Amazing relationship between alcohol and memory

Low to moderate alcohol consumption is associated with better cognitive function and slower cognitive decline in middle-aged and older adults, new research suggests.

Investigators at the University of Georgia College of Public Health in Athens found that consuming 10 to 14 alcoholic drinks per week had the strongest cognitive benefit.

The findings add more weight to the growing research identifying beneficial cognitive effects of moderate alcohol consumption.

However, one of the investigators emphasized that nondrinkers should not take up drinking to protect brain function, as alcohol can have negative effects.

The analysis used data from 1996 to 2008 and included information from individuals who participated in at least three surveys.

The study included 19,887 participants, mean age 61.8 years. Most (60.1%) were women and white (85.2%). Mean follow-up was 9.1 years.

Based on self-reports, investigators categorized participants as never drinkers (41.8%), former drinkers (39.5%), or current drinkers (18.7%).

For current drinkers, researchers determined the number of drinking days per week and number of drinks per day.

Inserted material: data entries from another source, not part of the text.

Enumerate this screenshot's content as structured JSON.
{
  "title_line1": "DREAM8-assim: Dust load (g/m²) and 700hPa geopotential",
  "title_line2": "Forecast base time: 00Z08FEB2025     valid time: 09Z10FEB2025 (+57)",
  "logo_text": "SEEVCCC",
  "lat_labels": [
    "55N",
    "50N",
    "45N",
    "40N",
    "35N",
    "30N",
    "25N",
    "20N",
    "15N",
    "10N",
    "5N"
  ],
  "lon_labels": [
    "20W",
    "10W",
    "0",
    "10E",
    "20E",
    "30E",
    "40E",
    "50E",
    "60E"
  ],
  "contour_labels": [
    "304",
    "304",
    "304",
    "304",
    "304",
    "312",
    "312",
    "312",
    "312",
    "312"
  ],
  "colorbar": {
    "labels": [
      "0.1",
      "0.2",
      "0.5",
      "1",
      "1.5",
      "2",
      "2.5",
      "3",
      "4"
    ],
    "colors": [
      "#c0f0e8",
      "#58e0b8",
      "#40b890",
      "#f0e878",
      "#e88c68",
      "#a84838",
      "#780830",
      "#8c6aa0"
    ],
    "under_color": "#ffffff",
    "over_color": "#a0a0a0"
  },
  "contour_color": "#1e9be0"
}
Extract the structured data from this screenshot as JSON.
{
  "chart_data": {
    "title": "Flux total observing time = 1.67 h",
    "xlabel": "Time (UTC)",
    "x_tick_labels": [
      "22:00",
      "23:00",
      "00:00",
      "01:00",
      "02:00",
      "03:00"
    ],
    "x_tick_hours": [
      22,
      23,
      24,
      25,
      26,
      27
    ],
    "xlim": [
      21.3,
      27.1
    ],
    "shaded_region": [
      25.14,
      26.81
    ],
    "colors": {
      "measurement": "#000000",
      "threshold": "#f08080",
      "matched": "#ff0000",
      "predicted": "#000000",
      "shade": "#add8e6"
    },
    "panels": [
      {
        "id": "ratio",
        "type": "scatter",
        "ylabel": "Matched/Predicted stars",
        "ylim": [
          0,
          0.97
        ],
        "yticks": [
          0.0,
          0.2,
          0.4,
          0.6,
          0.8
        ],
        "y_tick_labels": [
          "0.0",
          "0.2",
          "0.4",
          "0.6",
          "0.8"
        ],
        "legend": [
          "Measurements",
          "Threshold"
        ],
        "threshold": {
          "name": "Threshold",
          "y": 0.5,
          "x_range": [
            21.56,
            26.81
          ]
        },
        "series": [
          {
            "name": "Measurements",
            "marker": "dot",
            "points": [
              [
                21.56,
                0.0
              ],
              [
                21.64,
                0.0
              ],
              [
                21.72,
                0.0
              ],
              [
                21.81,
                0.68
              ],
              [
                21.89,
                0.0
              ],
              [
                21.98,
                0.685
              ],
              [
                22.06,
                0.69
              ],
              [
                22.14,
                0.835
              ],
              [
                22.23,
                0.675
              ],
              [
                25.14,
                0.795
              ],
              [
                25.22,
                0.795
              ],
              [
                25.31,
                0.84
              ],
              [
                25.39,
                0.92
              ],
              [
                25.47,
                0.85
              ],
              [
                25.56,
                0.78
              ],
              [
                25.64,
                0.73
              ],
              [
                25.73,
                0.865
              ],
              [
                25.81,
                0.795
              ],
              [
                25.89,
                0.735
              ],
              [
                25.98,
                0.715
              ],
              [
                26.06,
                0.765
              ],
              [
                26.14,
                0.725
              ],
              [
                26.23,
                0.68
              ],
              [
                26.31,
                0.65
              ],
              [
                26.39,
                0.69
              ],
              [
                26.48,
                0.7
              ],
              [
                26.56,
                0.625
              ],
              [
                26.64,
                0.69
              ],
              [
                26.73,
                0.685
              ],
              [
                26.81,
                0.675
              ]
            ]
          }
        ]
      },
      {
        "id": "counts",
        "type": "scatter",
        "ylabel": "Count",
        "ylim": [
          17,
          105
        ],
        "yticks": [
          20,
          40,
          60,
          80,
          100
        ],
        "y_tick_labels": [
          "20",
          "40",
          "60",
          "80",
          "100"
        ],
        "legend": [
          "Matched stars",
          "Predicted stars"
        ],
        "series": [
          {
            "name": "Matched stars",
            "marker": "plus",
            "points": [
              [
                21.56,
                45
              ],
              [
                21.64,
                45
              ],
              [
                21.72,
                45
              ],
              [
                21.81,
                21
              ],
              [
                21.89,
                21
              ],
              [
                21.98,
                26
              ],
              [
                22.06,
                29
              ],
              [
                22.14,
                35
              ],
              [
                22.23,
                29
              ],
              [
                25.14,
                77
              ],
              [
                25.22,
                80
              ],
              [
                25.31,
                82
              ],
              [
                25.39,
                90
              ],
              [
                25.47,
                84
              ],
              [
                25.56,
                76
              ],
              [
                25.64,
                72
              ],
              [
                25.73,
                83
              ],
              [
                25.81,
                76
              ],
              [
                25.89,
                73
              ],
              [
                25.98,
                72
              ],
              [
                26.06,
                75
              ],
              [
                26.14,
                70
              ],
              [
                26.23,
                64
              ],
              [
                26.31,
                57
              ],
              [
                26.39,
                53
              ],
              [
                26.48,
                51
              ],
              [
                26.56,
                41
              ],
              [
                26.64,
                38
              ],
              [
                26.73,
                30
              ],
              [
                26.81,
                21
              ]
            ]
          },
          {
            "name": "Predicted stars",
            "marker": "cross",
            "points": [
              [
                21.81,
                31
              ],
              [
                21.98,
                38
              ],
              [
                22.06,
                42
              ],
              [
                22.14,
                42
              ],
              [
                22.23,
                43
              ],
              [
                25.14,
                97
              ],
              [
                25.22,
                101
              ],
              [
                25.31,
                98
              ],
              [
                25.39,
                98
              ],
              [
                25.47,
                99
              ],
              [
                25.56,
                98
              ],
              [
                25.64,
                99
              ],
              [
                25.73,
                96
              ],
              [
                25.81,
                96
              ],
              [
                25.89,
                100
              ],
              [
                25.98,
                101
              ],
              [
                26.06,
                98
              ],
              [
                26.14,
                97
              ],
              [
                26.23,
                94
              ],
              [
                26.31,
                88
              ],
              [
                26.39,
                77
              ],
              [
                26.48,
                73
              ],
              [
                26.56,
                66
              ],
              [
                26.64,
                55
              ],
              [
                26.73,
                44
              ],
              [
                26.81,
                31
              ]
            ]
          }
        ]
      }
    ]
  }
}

They further categorized these participants as low to moderate drinkers or heavy drinkers.

Results showed moderate drinking was associated with relatively high cognitive test scores.

The associations of alcohol and cognitive functions differed by race/ethnicity. Low to moderate drinking was significantly associated with a lower odds of having a consistently low trajectory for all four cognitive function measures only among white participants.

Although the mechanisms underlying the cognitive benefits of alcohol consumption are unclear, the authors believe it may be via cerebrovascular and cardiovascular pathways.